Electricity and water employees should be classified as ‘key workers’, Unite says
Energy and utility staff should be considered ‘key workers’ by the government one of Britain’s largest unions has said.
Unite, which represents over 1.2 million people, said people working for electricity and water firms should be protected in the same way that medical staff and police are in order to ensure uninterrupted supplies.

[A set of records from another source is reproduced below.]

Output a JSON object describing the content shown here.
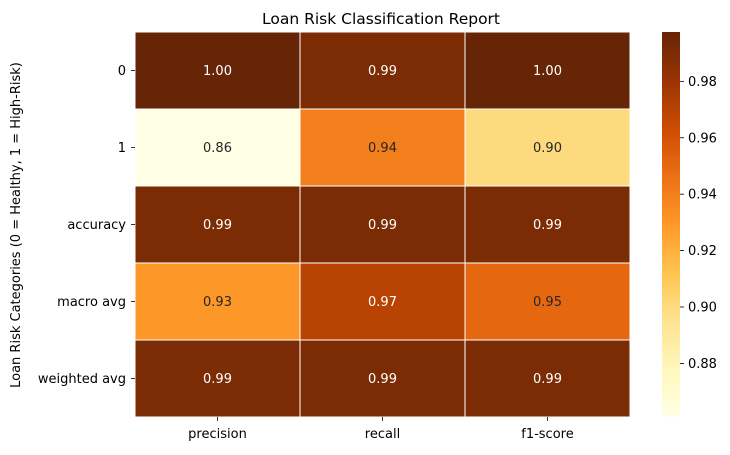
{
  "chart_data": {
    "type": "heatmap",
    "title": "Loan Risk Classification Report",
    "ylabel": "Loan Risk Categories (0 = Healthy, 1 = High-Risk)",
    "xlabel": "",
    "x_categories": [
      "precision",
      "recall",
      "f1-score"
    ],
    "y_categories": [
      "0",
      "1",
      "accuracy",
      "macro avg",
      "weighted avg"
    ],
    "values": [
      [
        1.0,
        0.99,
        1.0
      ],
      [
        0.86,
        0.94,
        0.9
      ],
      [
        0.99,
        0.99,
        0.99
      ],
      [
        0.93,
        0.97,
        0.95
      ],
      [
        0.99,
        0.99,
        0.99
      ]
    ],
    "value_labels": [
      [
        "1.00",
        "0.99",
        "1.00"
      ],
      [
        "0.86",
        "0.94",
        "0.90"
      ],
      [
        "0.99",
        "0.99",
        "0.99"
      ],
      [
        "0.93",
        "0.97",
        "0.95"
      ],
      [
        "0.99",
        "0.99",
        "0.99"
      ]
    ],
    "colorbar": {
      "vmin": 0.861,
      "vmax": 0.9975,
      "ticks": [
        0.88,
        0.9,
        0.92,
        0.94,
        0.96,
        0.98
      ],
      "tick_labels": [
        "0.88",
        "0.90",
        "0.92",
        "0.94",
        "0.96",
        "0.98"
      ]
    },
    "colormap": "YlOrBr",
    "colormap_stops": [
      "#ffffe5",
      "#fff7bc",
      "#fee391",
      "#fec44f",
      "#fe9929",
      "#ec7014",
      "#cc4c02",
      "#993404",
      "#662506"
    ]
  }
}
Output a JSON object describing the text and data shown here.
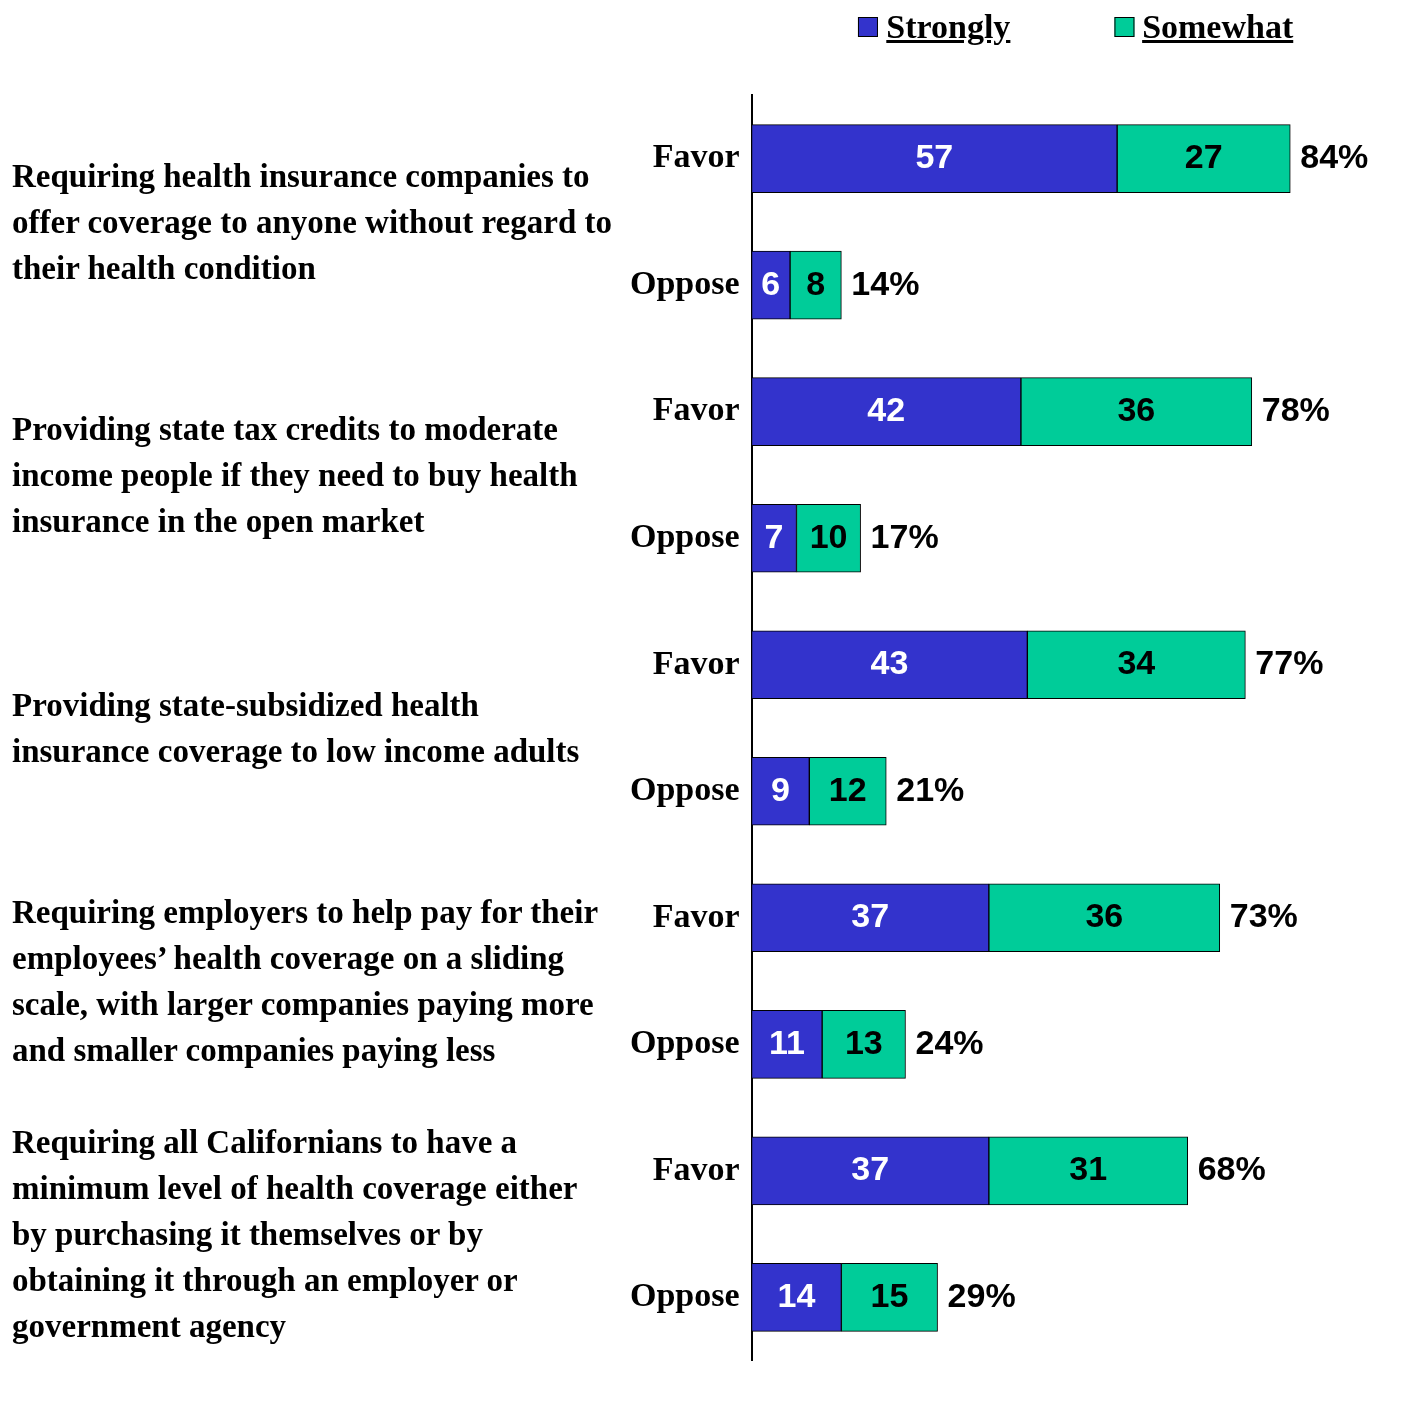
{
  "chart_data": {
    "type": "bar",
    "orientation": "horizontal",
    "stacked": true,
    "data_labels": true,
    "legend": "top",
    "categories": [
      "Favor",
      "Oppose",
      "Favor",
      "Oppose",
      "Favor",
      "Oppose",
      "Favor",
      "Oppose",
      "Favor",
      "Oppose"
    ],
    "series": [
      {
        "name": "Strongly",
        "color": "#3333cc",
        "values": [
          57,
          6,
          42,
          7,
          43,
          9,
          37,
          11,
          37,
          14
        ]
      },
      {
        "name": "Somewhat",
        "color": "#00cc99",
        "values": [
          27,
          8,
          36,
          10,
          34,
          12,
          36,
          13,
          31,
          15
        ]
      }
    ],
    "totals": [
      "84%",
      "14%",
      "78%",
      "17%",
      "77%",
      "21%",
      "73%",
      "24%",
      "68%",
      "29%"
    ],
    "annotations": [
      "Requiring health insurance companies to offer coverage to anyone without regard to their health condition",
      "Providing state tax credits to moderate income people if they need to buy health insurance in the open market",
      "Providing state-subsidized health insurance coverage to low income adults",
      "Requiring employers to help pay for their employees’ health coverage on a sliding scale, with larger companies paying more and smaller companies paying less",
      "Requiring all Californians to have a minimum level of health coverage either by purchasing it themselves or by obtaining it through an employer or government agency"
    ]
  }
}
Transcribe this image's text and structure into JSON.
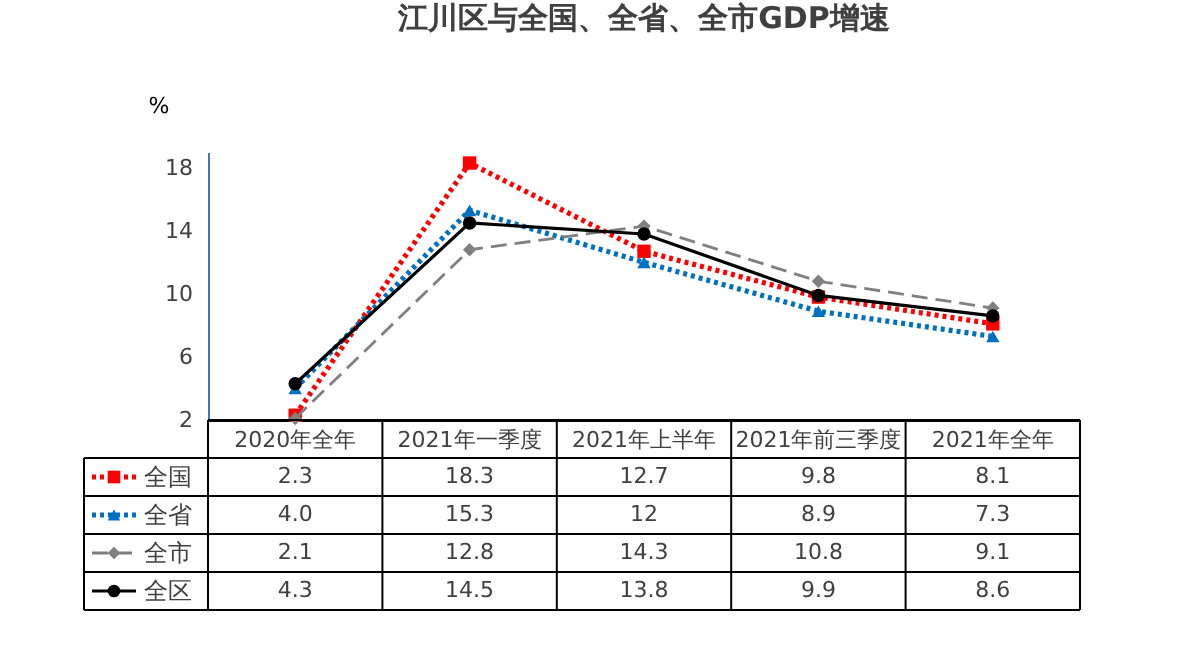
{
  "chart_data": {
    "type": "line",
    "title": "江川区与全国、全省、全市GDP增速",
    "ylabel": "%",
    "categories": [
      "2020年全年",
      "2021年一季度",
      "2021年上半年",
      "2021年前三季度",
      "2021年全年"
    ],
    "ylim": [
      2,
      19
    ],
    "yticks": [
      2,
      6,
      10,
      14,
      18
    ],
    "grid": false,
    "legend": "bottom",
    "series": [
      {
        "name": "全国",
        "color": "#ff0000",
        "marker": "square",
        "line_style": "dotted",
        "values": [
          2.3,
          18.3,
          12.7,
          9.8,
          8.1
        ],
        "value_labels": [
          "2.3",
          "18.3",
          "12.7",
          "9.8",
          "8.1"
        ]
      },
      {
        "name": "全省",
        "color": "#0070c0",
        "marker": "triangle",
        "line_style": "dotted",
        "values": [
          4.0,
          15.3,
          12,
          8.9,
          7.3
        ],
        "value_labels": [
          "4.0",
          "15.3",
          "12",
          "8.9",
          "7.3"
        ]
      },
      {
        "name": "全市",
        "color": "#808080",
        "marker": "diamond",
        "line_style": "dashed",
        "values": [
          2.1,
          12.8,
          14.3,
          10.8,
          9.1
        ],
        "value_labels": [
          "2.1",
          "12.8",
          "14.3",
          "10.8",
          "9.1"
        ]
      },
      {
        "name": "全区",
        "color": "#000000",
        "marker": "circle",
        "line_style": "solid",
        "values": [
          4.3,
          14.5,
          13.8,
          9.9,
          8.6
        ],
        "value_labels": [
          "4.3",
          "14.5",
          "13.8",
          "9.9",
          "8.6"
        ]
      }
    ]
  }
}
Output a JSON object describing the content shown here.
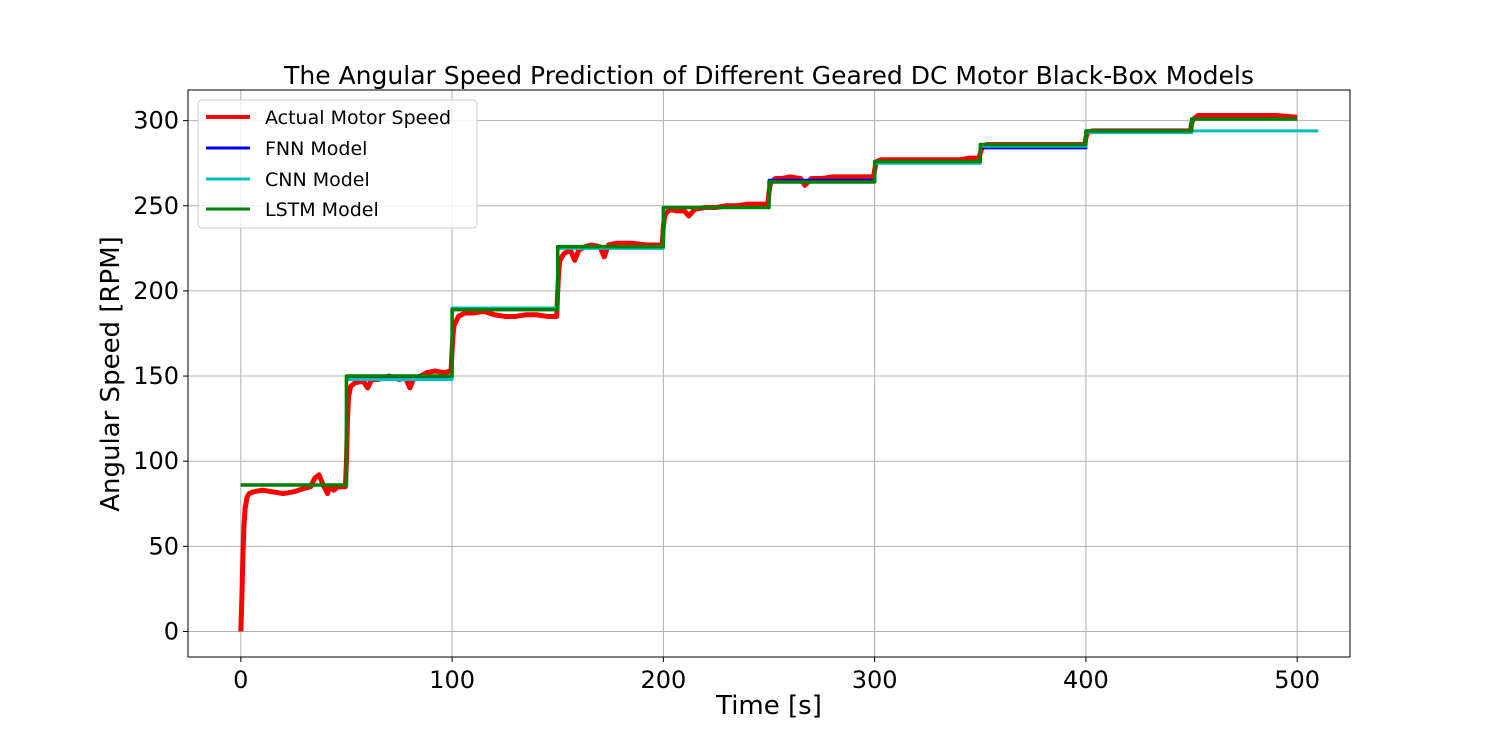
{
  "chart_data": {
    "type": "line",
    "title": "The Angular Speed Prediction of Different Geared DC Motor Black-Box Models",
    "xlabel": "Time [s]",
    "ylabel": "Angular Speed [RPM]",
    "xlim": [
      -25,
      525
    ],
    "ylim": [
      -15,
      318
    ],
    "x_ticks": [
      0,
      100,
      200,
      300,
      400,
      500
    ],
    "y_ticks": [
      0,
      50,
      100,
      150,
      200,
      250,
      300
    ],
    "grid": true,
    "legend": "upper left",
    "series": [
      {
        "name": "Actual Motor Speed",
        "color": "#ff0000",
        "points": [
          [
            0,
            0
          ],
          [
            0.5,
            20
          ],
          [
            1,
            45
          ],
          [
            1.5,
            62
          ],
          [
            2,
            72
          ],
          [
            3,
            79
          ],
          [
            4,
            81
          ],
          [
            6,
            82
          ],
          [
            10,
            83
          ],
          [
            15,
            82
          ],
          [
            20,
            81
          ],
          [
            25,
            82
          ],
          [
            30,
            84
          ],
          [
            33,
            85
          ],
          [
            35,
            90
          ],
          [
            37,
            92
          ],
          [
            39,
            86
          ],
          [
            41,
            81
          ],
          [
            42,
            85
          ],
          [
            44,
            83
          ],
          [
            46,
            85
          ],
          [
            49.5,
            85
          ],
          [
            50,
            100
          ],
          [
            50.5,
            125
          ],
          [
            51,
            138
          ],
          [
            52,
            144
          ],
          [
            54,
            146
          ],
          [
            58,
            147
          ],
          [
            60,
            143
          ],
          [
            62,
            148
          ],
          [
            65,
            148
          ],
          [
            70,
            150
          ],
          [
            75,
            148
          ],
          [
            78,
            149
          ],
          [
            80,
            143
          ],
          [
            82,
            149
          ],
          [
            85,
            150
          ],
          [
            88,
            152
          ],
          [
            92,
            153
          ],
          [
            96,
            152
          ],
          [
            99.5,
            153
          ],
          [
            100,
            165
          ],
          [
            100.5,
            175
          ],
          [
            101,
            180
          ],
          [
            103,
            185
          ],
          [
            106,
            187
          ],
          [
            110,
            187
          ],
          [
            115,
            188
          ],
          [
            120,
            186
          ],
          [
            125,
            185
          ],
          [
            130,
            185
          ],
          [
            135,
            186
          ],
          [
            140,
            186
          ],
          [
            145,
            185
          ],
          [
            149.5,
            185
          ],
          [
            150,
            200
          ],
          [
            150.5,
            212
          ],
          [
            151,
            218
          ],
          [
            153,
            222
          ],
          [
            156,
            224
          ],
          [
            158,
            218
          ],
          [
            160,
            224
          ],
          [
            163,
            226
          ],
          [
            166,
            227
          ],
          [
            170,
            226
          ],
          [
            172,
            220
          ],
          [
            174,
            227
          ],
          [
            178,
            228
          ],
          [
            185,
            228
          ],
          [
            192,
            227
          ],
          [
            199.5,
            227
          ],
          [
            200,
            238
          ],
          [
            200.5,
            243
          ],
          [
            201,
            245
          ],
          [
            203,
            248
          ],
          [
            206,
            247
          ],
          [
            210,
            247
          ],
          [
            212,
            244
          ],
          [
            215,
            248
          ],
          [
            220,
            249
          ],
          [
            225,
            249
          ],
          [
            230,
            250
          ],
          [
            235,
            250
          ],
          [
            240,
            251
          ],
          [
            245,
            251
          ],
          [
            249.5,
            251
          ],
          [
            250,
            258
          ],
          [
            250.5,
            262
          ],
          [
            251,
            264
          ],
          [
            253,
            266
          ],
          [
            256,
            266
          ],
          [
            260,
            267
          ],
          [
            265,
            266
          ],
          [
            267,
            262
          ],
          [
            270,
            266
          ],
          [
            275,
            266
          ],
          [
            280,
            267
          ],
          [
            285,
            267
          ],
          [
            290,
            267
          ],
          [
            295,
            267
          ],
          [
            299.5,
            267
          ],
          [
            300,
            271
          ],
          [
            300.5,
            274
          ],
          [
            301,
            276
          ],
          [
            303,
            277
          ],
          [
            310,
            277
          ],
          [
            320,
            277
          ],
          [
            330,
            277
          ],
          [
            340,
            277
          ],
          [
            345,
            278
          ],
          [
            349.5,
            278
          ],
          [
            350,
            281
          ],
          [
            350.5,
            283
          ],
          [
            351,
            284
          ],
          [
            353,
            286
          ],
          [
            360,
            286
          ],
          [
            370,
            286
          ],
          [
            380,
            286
          ],
          [
            390,
            286
          ],
          [
            399.5,
            286
          ],
          [
            400,
            290
          ],
          [
            400.5,
            292
          ],
          [
            401,
            293
          ],
          [
            403,
            294
          ],
          [
            410,
            294
          ],
          [
            420,
            294
          ],
          [
            430,
            294
          ],
          [
            440,
            294
          ],
          [
            449.5,
            294
          ],
          [
            450,
            298
          ],
          [
            450.5,
            300
          ],
          [
            451,
            301
          ],
          [
            453,
            303
          ],
          [
            460,
            303
          ],
          [
            470,
            303
          ],
          [
            480,
            303
          ],
          [
            490,
            303
          ],
          [
            500,
            302
          ]
        ]
      },
      {
        "name": "FNN Model",
        "color": "#0000ff",
        "steps": [
          [
            0,
            50,
            86
          ],
          [
            50,
            100,
            149
          ],
          [
            100,
            150,
            189
          ],
          [
            150,
            200,
            226
          ],
          [
            200,
            250,
            249
          ],
          [
            250,
            300,
            265
          ],
          [
            300,
            350,
            276
          ],
          [
            350,
            400,
            284
          ],
          [
            400,
            450,
            294
          ],
          [
            450,
            500,
            301
          ]
        ]
      },
      {
        "name": "CNN Model",
        "color": "#00bfbf",
        "steps": [
          [
            0,
            50,
            86
          ],
          [
            50,
            100,
            148
          ],
          [
            100,
            150,
            190
          ],
          [
            150,
            200,
            225
          ],
          [
            200,
            250,
            249
          ],
          [
            250,
            300,
            264
          ],
          [
            300,
            350,
            275
          ],
          [
            350,
            400,
            285
          ],
          [
            400,
            450,
            293
          ],
          [
            450,
            510,
            294
          ]
        ]
      },
      {
        "name": "LSTM Model",
        "color": "#008000",
        "steps": [
          [
            0,
            50,
            86
          ],
          [
            50,
            100,
            150
          ],
          [
            100,
            150,
            189
          ],
          [
            150,
            200,
            226
          ],
          [
            200,
            250,
            249
          ],
          [
            250,
            300,
            264
          ],
          [
            300,
            350,
            276
          ],
          [
            350,
            400,
            286
          ],
          [
            400,
            450,
            294
          ],
          [
            450,
            500,
            301
          ]
        ]
      }
    ]
  }
}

The key worker designation would allow them to have access to schools even though the majority remain shut for an indefinite period.
Unite national officer for energy and utilities Peter McIntosh said: “Our members are 100 per cent committed to do whatever it takes to maintain energy and water supplies to UK consumers and businesses at this time of national emergency. This is especially true of vital public services, such as the NHS.
“But we believe that workers in the energy and utility sectors deserve reassurance that, while they are working 24/7 to keep energy and water supplies running smoothly, their children are being well-looked-after in a school setting, so they don’t have that extra worry.
“We don’t believe that’s an unreasonable request – and we will be pressing the business secretary Alok Sharma to guarantee this as soon as possible.
“In the meantime, Unite is proactively in contact with energy producers and suppliers, as well as with the water industry, to ensure that the lights remain on and the water continues to flow.
“It goes without saying that all essential services, including the NHS, rely on energy and utilities to function – we are firmly committed to seeing that continues to happen in the weeks ahead.”
The UK currently has 2,626 confirmed cases of Covid-19, although the true figure is expected to much higher than that. 103 people have died from the virus in the UK so far.
Yesterday the National Cyber Security Centre (NCSC) urged employers to ramp up their cyber-security protections as people increasingly work from home due to the virus.